May 19, 2021 12:00PM

Dear all,
We are happy to invite you to the last meeting of the Latin American Working Group of the semester. In this meeting, Pablo Balán (Harvard University) and Tesalia Rizzo (UC Merced), will present their pre-analysis plan for their work on the labor market of political intermediation.
Pablo Balán is a PhD Candidate in the Department of Government at Harvard University. He specializes in the political economy of developing countries, with a substantive focus on state capacity and social networks, a methodological focus on field experiments, and a regional focus on Sub-Saharan Africa and Latin America.
Tesalia Rizzo (for those who weren't lucky enough to know her at the department) is an Assistant Professor of Political Science at the University of California, Merced, as well as a Research Affiliate at MIT Governance Lab and at the Stanford Governance Project. She studies topics in comparative political behavior and political economy using a variety of techniques such as field experiments, surveys, interviews, and observational data.

WHAT: Pre-Analysis Plan: The Labor Market of Political Intermediation
Most research characterizes political intermediaries as the mobilizing arm of political parties during elections (Stokes et al. 2013). Recent research highlights that, in modern democracies, most political brokers maintain full-time labor contracts with political parties (e.g., Brierley and Nathan 2020). However, we lack a long-term view of the professional trajectories of political intermediaries. We use a unique dataset of party brokers active in the late 1990s in Mexico to study how these employment relations evolve over time and the economic returns of working as a party broker. We ask: What are the opportunity costs in becoming a political intermediary, relative to choosing another profession? What are the risks and returns to a career as an intermediary? What kind of individual opts for this profession? Do brokers aspire to continue in their job or use their position as a platform to pursue other political positions?

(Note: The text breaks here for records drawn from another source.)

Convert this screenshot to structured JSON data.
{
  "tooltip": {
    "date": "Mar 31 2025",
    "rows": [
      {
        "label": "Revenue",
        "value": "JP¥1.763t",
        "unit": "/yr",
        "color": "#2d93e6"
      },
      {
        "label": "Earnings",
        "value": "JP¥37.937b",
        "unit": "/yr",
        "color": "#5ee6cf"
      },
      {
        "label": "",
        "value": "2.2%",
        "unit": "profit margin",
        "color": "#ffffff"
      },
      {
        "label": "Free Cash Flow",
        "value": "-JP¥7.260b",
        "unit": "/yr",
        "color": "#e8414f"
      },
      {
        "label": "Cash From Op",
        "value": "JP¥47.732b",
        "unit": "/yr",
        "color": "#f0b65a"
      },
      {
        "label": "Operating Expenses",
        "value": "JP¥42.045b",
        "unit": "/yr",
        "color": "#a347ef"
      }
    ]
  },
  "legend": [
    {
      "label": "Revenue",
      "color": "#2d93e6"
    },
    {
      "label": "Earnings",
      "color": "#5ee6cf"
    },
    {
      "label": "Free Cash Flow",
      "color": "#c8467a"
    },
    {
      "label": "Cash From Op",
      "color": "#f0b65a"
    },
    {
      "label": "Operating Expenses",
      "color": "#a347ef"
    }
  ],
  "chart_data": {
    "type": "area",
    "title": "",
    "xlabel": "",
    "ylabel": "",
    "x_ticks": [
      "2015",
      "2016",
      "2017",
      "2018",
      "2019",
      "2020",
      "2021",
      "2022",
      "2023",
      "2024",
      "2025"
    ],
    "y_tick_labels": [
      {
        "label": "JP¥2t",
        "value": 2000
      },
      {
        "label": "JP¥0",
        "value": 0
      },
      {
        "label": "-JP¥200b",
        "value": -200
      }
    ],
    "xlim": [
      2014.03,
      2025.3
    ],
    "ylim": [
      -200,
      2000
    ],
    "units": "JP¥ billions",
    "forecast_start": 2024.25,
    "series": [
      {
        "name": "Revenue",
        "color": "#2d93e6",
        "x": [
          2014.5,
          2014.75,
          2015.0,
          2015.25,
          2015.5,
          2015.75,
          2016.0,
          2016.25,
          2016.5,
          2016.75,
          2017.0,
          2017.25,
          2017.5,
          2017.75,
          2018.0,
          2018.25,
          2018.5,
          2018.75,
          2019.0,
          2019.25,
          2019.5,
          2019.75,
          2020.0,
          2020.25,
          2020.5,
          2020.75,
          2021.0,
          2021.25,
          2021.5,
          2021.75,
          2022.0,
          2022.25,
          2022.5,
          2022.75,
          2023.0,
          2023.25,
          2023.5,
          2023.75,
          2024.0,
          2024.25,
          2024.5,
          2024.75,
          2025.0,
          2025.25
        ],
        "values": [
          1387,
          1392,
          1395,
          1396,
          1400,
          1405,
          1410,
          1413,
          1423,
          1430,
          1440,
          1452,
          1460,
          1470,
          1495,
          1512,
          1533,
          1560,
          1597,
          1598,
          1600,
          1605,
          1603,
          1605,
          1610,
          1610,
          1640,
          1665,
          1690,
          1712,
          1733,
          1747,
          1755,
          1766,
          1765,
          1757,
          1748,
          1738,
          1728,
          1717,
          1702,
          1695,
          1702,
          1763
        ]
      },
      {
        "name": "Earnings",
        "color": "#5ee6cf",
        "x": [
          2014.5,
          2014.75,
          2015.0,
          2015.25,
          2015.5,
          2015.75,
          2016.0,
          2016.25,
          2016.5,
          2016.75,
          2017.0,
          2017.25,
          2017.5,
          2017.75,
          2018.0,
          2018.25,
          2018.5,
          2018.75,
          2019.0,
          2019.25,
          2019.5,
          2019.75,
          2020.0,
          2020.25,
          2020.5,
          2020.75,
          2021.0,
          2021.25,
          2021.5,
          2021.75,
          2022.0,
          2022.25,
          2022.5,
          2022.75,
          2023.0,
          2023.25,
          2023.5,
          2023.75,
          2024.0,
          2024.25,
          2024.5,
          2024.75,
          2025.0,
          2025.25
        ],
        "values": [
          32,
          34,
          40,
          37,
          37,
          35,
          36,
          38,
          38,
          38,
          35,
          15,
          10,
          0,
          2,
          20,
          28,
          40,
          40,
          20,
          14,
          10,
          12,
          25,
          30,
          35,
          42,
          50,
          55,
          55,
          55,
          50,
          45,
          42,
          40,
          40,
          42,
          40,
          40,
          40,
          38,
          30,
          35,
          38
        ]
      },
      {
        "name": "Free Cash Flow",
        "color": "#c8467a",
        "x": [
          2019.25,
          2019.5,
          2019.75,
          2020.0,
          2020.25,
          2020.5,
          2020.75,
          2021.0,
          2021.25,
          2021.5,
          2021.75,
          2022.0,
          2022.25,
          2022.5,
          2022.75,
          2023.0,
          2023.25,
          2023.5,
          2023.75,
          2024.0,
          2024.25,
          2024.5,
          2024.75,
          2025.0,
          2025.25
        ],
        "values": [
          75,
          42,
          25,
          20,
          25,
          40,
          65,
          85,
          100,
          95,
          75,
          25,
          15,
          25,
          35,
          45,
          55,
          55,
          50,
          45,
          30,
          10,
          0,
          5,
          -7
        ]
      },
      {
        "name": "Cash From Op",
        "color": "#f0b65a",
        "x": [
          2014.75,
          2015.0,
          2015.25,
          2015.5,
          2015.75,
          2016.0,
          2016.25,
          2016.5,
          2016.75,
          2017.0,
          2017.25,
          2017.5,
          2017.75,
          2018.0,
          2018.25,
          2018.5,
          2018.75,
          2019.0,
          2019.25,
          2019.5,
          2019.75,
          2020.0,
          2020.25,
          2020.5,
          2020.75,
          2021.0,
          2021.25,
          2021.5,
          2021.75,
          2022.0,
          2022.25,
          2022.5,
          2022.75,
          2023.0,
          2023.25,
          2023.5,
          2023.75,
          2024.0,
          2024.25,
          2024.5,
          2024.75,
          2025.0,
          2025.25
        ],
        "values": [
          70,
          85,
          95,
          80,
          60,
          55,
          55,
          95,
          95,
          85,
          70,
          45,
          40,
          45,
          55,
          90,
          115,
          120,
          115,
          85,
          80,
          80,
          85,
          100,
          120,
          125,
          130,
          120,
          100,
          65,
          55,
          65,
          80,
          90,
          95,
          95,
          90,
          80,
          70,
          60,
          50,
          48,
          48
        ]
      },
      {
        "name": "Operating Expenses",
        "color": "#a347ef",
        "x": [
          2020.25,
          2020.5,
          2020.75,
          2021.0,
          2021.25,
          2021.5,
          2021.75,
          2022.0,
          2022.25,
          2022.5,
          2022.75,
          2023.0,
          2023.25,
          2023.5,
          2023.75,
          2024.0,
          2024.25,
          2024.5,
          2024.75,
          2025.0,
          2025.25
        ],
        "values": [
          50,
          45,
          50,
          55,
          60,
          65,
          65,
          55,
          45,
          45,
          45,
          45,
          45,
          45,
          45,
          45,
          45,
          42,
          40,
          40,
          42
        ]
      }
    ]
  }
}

To tackle these questions, we seek to implement a life history approach. Our sampling frame is the full roster of party brokers affiliated with a large Mexican political party who were active in the state of Nuevo León circa 1997 (N=2,142). The data include individuals’ name, phone number, address, and occupation. Using a larger dataset with information about all party sympathizers (N=811,000) and employing matching techniques, we will create a ‘control’ group of party sympathizers who were not party brokers at the time as a contrast. The latter dataset also contains a loyalty score assigned by the party on the basis of attendance, which will allow us to study the role of this important factor on brokers’ careers.
We seek to conduct two surveys. First, we will conduct a phone survey to track party brokers’ and sympathizers’ employment history since 1997. The survey contains detailed modules to assess their labor trajectories, political involvement and some personal traits. The phone survey is schedule for July 2021. Second, we will invite the survey respondents to answer a longer online survey that attempts at gauging diverse psychological traits of these two groups drawing from current psychological theories of social status (Henrich and Gil-White, 2001).